VPS is just acting as reverse proxy as well IPv4 to IPv6 address translator (as I only have IPv6 address which is accessible from internet. My IPv4 is CGNATd)
Ok. I'm sure you have your reasons for the two domain names, but the most secure method to ensure access to the website only occurs via the VPS is to use a VPN between your network and the VPS.
But yeah, the rule you've put in your first post should work
You are suggesting, I establish always on VPN between my openwrt router and VPS with wireguard. And then in the VPS nginx configuration I forward the traffic to the local LAN ip address of raspberry pi?
By this way, the second domain name is not needed?
If the sole purpose of the second domain name is to keep track of the IP of the Pi (so the website can be accessed) then yes. Why mess around with DDNS when you can just use static internal addresses?

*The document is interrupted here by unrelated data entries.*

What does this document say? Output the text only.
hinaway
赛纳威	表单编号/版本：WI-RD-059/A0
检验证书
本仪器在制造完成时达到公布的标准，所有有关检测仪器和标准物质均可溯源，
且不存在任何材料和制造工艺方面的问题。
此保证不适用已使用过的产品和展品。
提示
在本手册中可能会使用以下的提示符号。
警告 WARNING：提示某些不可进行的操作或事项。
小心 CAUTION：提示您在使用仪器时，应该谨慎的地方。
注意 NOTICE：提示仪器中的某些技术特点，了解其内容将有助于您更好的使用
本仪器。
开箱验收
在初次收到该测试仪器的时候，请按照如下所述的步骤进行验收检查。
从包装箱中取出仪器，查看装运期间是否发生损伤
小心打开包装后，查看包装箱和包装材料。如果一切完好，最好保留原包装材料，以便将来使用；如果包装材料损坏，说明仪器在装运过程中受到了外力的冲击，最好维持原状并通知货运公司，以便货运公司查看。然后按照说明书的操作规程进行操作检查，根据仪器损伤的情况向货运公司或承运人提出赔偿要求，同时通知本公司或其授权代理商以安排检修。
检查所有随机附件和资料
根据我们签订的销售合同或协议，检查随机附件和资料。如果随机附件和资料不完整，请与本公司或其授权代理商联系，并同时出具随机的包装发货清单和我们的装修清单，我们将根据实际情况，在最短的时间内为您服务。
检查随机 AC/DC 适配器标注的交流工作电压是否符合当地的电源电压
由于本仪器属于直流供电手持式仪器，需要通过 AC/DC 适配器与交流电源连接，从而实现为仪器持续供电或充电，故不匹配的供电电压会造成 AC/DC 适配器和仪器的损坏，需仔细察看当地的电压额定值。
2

I also have headscale setup, where I can make this VPS part and raspberry pi part of (install tailscale client on it and configure it to connect to my headscale server).

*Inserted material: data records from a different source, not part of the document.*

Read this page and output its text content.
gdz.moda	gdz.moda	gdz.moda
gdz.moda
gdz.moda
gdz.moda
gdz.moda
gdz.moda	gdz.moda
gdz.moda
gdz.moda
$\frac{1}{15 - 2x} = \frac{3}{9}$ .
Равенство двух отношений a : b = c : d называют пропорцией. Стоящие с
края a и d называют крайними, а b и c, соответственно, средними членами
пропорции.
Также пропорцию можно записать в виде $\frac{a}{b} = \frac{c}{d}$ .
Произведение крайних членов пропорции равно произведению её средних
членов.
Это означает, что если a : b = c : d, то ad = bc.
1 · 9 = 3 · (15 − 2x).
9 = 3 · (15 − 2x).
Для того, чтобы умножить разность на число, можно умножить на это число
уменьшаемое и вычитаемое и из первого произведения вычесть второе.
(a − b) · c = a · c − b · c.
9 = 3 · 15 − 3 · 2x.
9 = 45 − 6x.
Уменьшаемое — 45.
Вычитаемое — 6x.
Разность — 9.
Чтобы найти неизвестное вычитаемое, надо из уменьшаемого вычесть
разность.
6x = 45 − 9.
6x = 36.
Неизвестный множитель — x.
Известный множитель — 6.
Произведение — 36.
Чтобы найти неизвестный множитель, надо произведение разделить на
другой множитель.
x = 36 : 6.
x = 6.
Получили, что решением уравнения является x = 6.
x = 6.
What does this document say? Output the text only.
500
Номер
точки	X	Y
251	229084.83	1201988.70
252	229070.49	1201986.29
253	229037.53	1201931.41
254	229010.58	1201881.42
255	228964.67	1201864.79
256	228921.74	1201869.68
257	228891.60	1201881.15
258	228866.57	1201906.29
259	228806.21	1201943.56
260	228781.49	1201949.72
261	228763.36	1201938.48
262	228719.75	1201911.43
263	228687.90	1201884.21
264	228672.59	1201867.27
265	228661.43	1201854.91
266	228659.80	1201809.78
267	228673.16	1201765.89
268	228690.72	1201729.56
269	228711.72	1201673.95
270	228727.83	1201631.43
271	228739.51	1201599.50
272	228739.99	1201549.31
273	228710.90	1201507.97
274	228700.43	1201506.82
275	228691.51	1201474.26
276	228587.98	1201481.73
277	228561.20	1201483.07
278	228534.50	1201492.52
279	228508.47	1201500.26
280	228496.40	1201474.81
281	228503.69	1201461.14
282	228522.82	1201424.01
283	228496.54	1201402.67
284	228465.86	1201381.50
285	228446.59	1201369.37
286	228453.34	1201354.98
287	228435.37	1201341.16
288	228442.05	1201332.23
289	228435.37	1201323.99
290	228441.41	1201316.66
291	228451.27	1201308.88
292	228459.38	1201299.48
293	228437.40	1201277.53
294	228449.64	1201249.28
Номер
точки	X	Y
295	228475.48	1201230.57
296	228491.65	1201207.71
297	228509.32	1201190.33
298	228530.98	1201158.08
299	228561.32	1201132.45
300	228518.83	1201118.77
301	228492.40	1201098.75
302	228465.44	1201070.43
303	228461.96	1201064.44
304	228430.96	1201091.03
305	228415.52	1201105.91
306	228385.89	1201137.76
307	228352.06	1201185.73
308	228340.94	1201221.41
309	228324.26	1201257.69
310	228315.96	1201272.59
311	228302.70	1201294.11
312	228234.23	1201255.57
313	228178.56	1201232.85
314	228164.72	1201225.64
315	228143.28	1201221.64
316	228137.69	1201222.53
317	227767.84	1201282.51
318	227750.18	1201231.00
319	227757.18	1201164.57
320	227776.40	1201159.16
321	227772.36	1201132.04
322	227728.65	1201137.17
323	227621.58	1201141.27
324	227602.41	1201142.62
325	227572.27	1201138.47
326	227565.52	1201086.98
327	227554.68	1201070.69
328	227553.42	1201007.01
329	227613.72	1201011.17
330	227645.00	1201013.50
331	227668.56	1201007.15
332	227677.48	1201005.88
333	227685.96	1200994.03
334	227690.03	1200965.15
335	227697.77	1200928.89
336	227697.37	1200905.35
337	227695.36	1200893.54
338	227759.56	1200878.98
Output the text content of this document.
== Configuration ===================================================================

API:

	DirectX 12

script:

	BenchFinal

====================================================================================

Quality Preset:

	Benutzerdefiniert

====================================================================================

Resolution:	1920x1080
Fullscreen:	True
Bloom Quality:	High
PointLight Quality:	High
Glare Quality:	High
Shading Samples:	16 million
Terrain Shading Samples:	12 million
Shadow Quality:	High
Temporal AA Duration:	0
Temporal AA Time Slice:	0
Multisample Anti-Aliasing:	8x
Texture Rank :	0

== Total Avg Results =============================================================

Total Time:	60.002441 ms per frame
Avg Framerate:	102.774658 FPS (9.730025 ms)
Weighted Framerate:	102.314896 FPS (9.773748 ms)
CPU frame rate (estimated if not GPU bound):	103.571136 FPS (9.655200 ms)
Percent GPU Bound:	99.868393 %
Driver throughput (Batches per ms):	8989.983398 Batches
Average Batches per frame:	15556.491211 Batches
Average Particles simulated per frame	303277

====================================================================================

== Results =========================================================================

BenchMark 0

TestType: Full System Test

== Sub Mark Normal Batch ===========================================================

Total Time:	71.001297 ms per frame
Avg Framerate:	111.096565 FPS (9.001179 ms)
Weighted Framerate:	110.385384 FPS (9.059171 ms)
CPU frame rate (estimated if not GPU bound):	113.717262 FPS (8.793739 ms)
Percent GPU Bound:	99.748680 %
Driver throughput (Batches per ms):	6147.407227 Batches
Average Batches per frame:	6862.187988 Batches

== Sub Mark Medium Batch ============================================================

By that way, both nginx vps and raspberry can talk each other via 100.64.XX.XX address.
In that case I can configure the nginx to forward traffic to the 100.64.XX.XX ip of raspberry pi.
By this way, I don't need to have second domain name, firewall rules etc.?
It's still a VPN. The security considerations are up to you, but if you have it set up so the VPN tunnel exits into a 'trusted' openwrt firewall zone (such as lan) then the only firewall between external traffic to the VPS and your internal network will be the VPS firewall.
I think , that is to allow iptables everything? As equal to no firewall?
Then we have oracle clouds' security groups, where I have some control on incoming and outgoing traffic to the VPS.
Are you referring to setting up firewall zones/rules at openwrt level?
I have no experience with this so couldn't comment.
Yes. If I were to have a VPN between my internal network and a VPS I would have the VPN interface at my end in it's own firewall zone in openwrt and just appropriate rules to allow the necessary traffic into my LAN.
That isn't to say you can't have a suitably secure firewall on the VPS (and when I had a similar setup I did run a firewall on the firewall to block all but http/HTTPS traffic), but as I didn't have complete (or exclusive) control over the VPS I didn't want to rely solely on it's firewall.